We now set forth the legal principles that guide our resolution of this appeal. “As a general rule, an unconditional plea of guilty or nolo contendere, intelligently and voluntarily made, operates as a waiver of all nonjurisdictional defects and bars the later assertion of constitutional challenges to pretrial proceedings.5 Tollett v. Henderson, 411 U.S. 258, 267, 93 S. Ct. 1602, 36 L. Ed. 2d 235 (1973); Parker v. North Carolina, 397 U.S. 790, 90 S. Ct. 1458, 25 L. Ed. 2d 785 (1970); McMann v. Richardson, 397 U.S. 759, 90 S. Ct. 1441, 25 L. Ed. 2d 763 (1970); Brady v. United States, 397 U.S. 742, 757, 90 S. Ct. 1463, 25 L. Ed. 2d 747 (1970); State v. Martin, 197 Conn. 17, 25, 495 A.2d 1028 (1985); Consiglio v. Warden, 160 Conn. 151, 166, 276 A.2d 773 (1970). Therefore, only those issues fully disclosed in the record which relate either to the exercise of jurisdiction by the court or to the voluntary and intelligent nature of the plea are ordinarily appealable after a plea of guilty or nolo contendere. Boykin v. Alabama, 393 U.S. 238, 243, 89 S. Ct. 1709, 23 L. Ed. 2d 274 (1969); State v. Godek, 182 Conn. 353, 357, 438 A.2d 114 (1980), cert. denied, 450 U.S. 1031, 101 S. Ct. 1741, 68 L. Ed. 2d 226 (1981); see also Practice Book § 712 [now § 39-20].”6
(Emphasis omitted; footnotes altered.) State v. Madera, 198 Conn. 92, 97–98, 503 A.2d 136 (1985). In addition, “[i]t is not necessary for the trial court to canvass the defendant to determine that [he] understands that [his] plea of guilty or nolo contendere operates as a waiver of any challenge to pretrial proceedings.” (Internal quotation marks omitted.) State v. Johnson, 253 Conn. 1, 42, 751 A.2d 298 (2000).

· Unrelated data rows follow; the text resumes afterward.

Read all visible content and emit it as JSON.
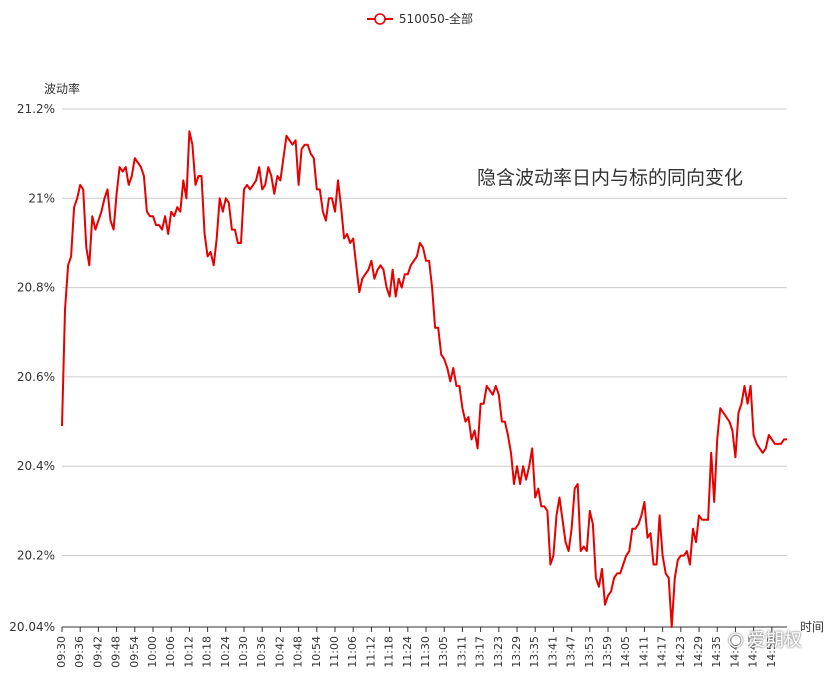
{
  "legend": {
    "label": "510050-全部"
  },
  "annotation": "隐含波动率日内与标的同向变化",
  "watermark": "爱期权",
  "colors": {
    "series": "#e60000",
    "grid": "#cccccc",
    "axis": "#333333"
  },
  "chart_data": {
    "type": "line",
    "ylabel": "波动率",
    "xlabel": "时间",
    "ylim": [
      20.04,
      21.2
    ],
    "y_ticks": [
      "20.04%",
      "20.2%",
      "20.4%",
      "20.6%",
      "20.8%",
      "21%",
      "21.2%"
    ],
    "y_tick_values": [
      20.04,
      20.2,
      20.4,
      20.6,
      20.8,
      21.0,
      21.2
    ],
    "x_tick_labels": [
      "09:30",
      "09:36",
      "09:42",
      "09:48",
      "09:54",
      "10:00",
      "10:06",
      "10:12",
      "10:18",
      "10:24",
      "10:30",
      "10:36",
      "10:42",
      "10:48",
      "10:54",
      "11:00",
      "11:06",
      "11:12",
      "11:18",
      "11:24",
      "11:30",
      "13:05",
      "13:11",
      "13:17",
      "13:23",
      "13:29",
      "13:35",
      "13:41",
      "13:47",
      "13:53",
      "13:59",
      "14:05",
      "14:11",
      "14:17",
      "14:23",
      "14:29",
      "14:35",
      "14:41",
      "14:47",
      "14:53"
    ],
    "series": [
      {
        "name": "510050-全部",
        "values": [
          20.49,
          20.75,
          20.85,
          20.87,
          20.98,
          21.0,
          21.03,
          21.02,
          20.89,
          20.85,
          20.96,
          20.93,
          20.95,
          20.97,
          21.0,
          21.02,
          20.95,
          20.93,
          21.01,
          21.07,
          21.06,
          21.07,
          21.03,
          21.05,
          21.09,
          21.08,
          21.07,
          21.05,
          20.97,
          20.96,
          20.96,
          20.94,
          20.94,
          20.93,
          20.96,
          20.92,
          20.97,
          20.96,
          20.98,
          20.97,
          21.04,
          21.0,
          21.15,
          21.12,
          21.03,
          21.05,
          21.05,
          20.92,
          20.87,
          20.88,
          20.85,
          20.91,
          21.0,
          20.97,
          21.0,
          20.99,
          20.93,
          20.93,
          20.9,
          20.9,
          21.02,
          21.03,
          21.02,
          21.03,
          21.04,
          21.07,
          21.02,
          21.03,
          21.07,
          21.05,
          21.01,
          21.05,
          21.04,
          21.09,
          21.14,
          21.13,
          21.12,
          21.13,
          21.03,
          21.11,
          21.12,
          21.12,
          21.1,
          21.09,
          21.02,
          21.02,
          20.97,
          20.95,
          21.0,
          21.0,
          20.97,
          21.04,
          20.98,
          20.91,
          20.92,
          20.9,
          20.91,
          20.85,
          20.79,
          20.82,
          20.83,
          20.84,
          20.86,
          20.82,
          20.84,
          20.85,
          20.84,
          20.8,
          20.78,
          20.84,
          20.78,
          20.82,
          20.8,
          20.83,
          20.83,
          20.85,
          20.86,
          20.87,
          20.9,
          20.89,
          20.86,
          20.86,
          20.8,
          20.71,
          20.71,
          20.65,
          20.64,
          20.62,
          20.59,
          20.62,
          20.58,
          20.58,
          20.53,
          20.5,
          20.51,
          20.46,
          20.48,
          20.44,
          20.54,
          20.54,
          20.58,
          20.57,
          20.56,
          20.58,
          20.56,
          20.5,
          20.5,
          20.47,
          20.43,
          20.36,
          20.4,
          20.36,
          20.4,
          20.37,
          20.4,
          20.44,
          20.33,
          20.35,
          20.31,
          20.31,
          20.3,
          20.18,
          20.2,
          20.29,
          20.33,
          20.28,
          20.23,
          20.21,
          20.26,
          20.35,
          20.36,
          20.21,
          20.22,
          20.21,
          20.3,
          20.27,
          20.15,
          20.13,
          20.17,
          20.09,
          20.11,
          20.12,
          20.15,
          20.16,
          20.16,
          20.18,
          20.2,
          20.21,
          20.26,
          20.26,
          20.27,
          20.29,
          20.32,
          20.24,
          20.25,
          20.18,
          20.18,
          20.29,
          20.2,
          20.16,
          20.15,
          20.04,
          20.15,
          20.19,
          20.2,
          20.2,
          20.21,
          20.18,
          20.26,
          20.23,
          20.29,
          20.28,
          20.28,
          20.28,
          20.43,
          20.32,
          20.46,
          20.53,
          20.52,
          20.51,
          20.5,
          20.48,
          20.42,
          20.52,
          20.54,
          20.58,
          20.54,
          20.58,
          20.47,
          20.45,
          20.44,
          20.43,
          20.44,
          20.47,
          20.46,
          20.45,
          20.45,
          20.45,
          20.46,
          20.46
        ]
      }
    ]
  }
}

“In general, the only allowable challenges after [an unconditional] plea are those relating either to the voluntary and intelligent nature of the plea or the exercise of the trial court‘s jurisdiction.” (Internal quotation marks omitted.) State v. Hanson, 117 Conn. App. 436, 456, 979 A.2d 576 (2009), cert. denied, 295 Conn. 907, 989 A.2d 604, cert. denied, 562 U.S. 986, 131 S. Ct. 425, 178 L. Ed. 2d 331 (2010). Claims regarding a motion to suppress or a conditional plea are not jurisdictional in nature. See State v. Madera, supra, 198 Conn. 98 n.6 (jurisdictional defects are “those which would prevent a trial from occurring in the first place” such as challenges related to double jeopardy, court‘s subject matter jurisdiction, or constitutionality of criminal statute). In this case, the defendant‘s claims are both nonjurisdictional and unrelated to the validity of his guilty plea. Thus, the defendant waived his right to raise these claims on appeal when he knowingly and voluntarily entered his guilty plea. We therefore decline to review the merits of the defendant‘s claims.7
The judgment is affirmed.
In this opinion the other judges concurred.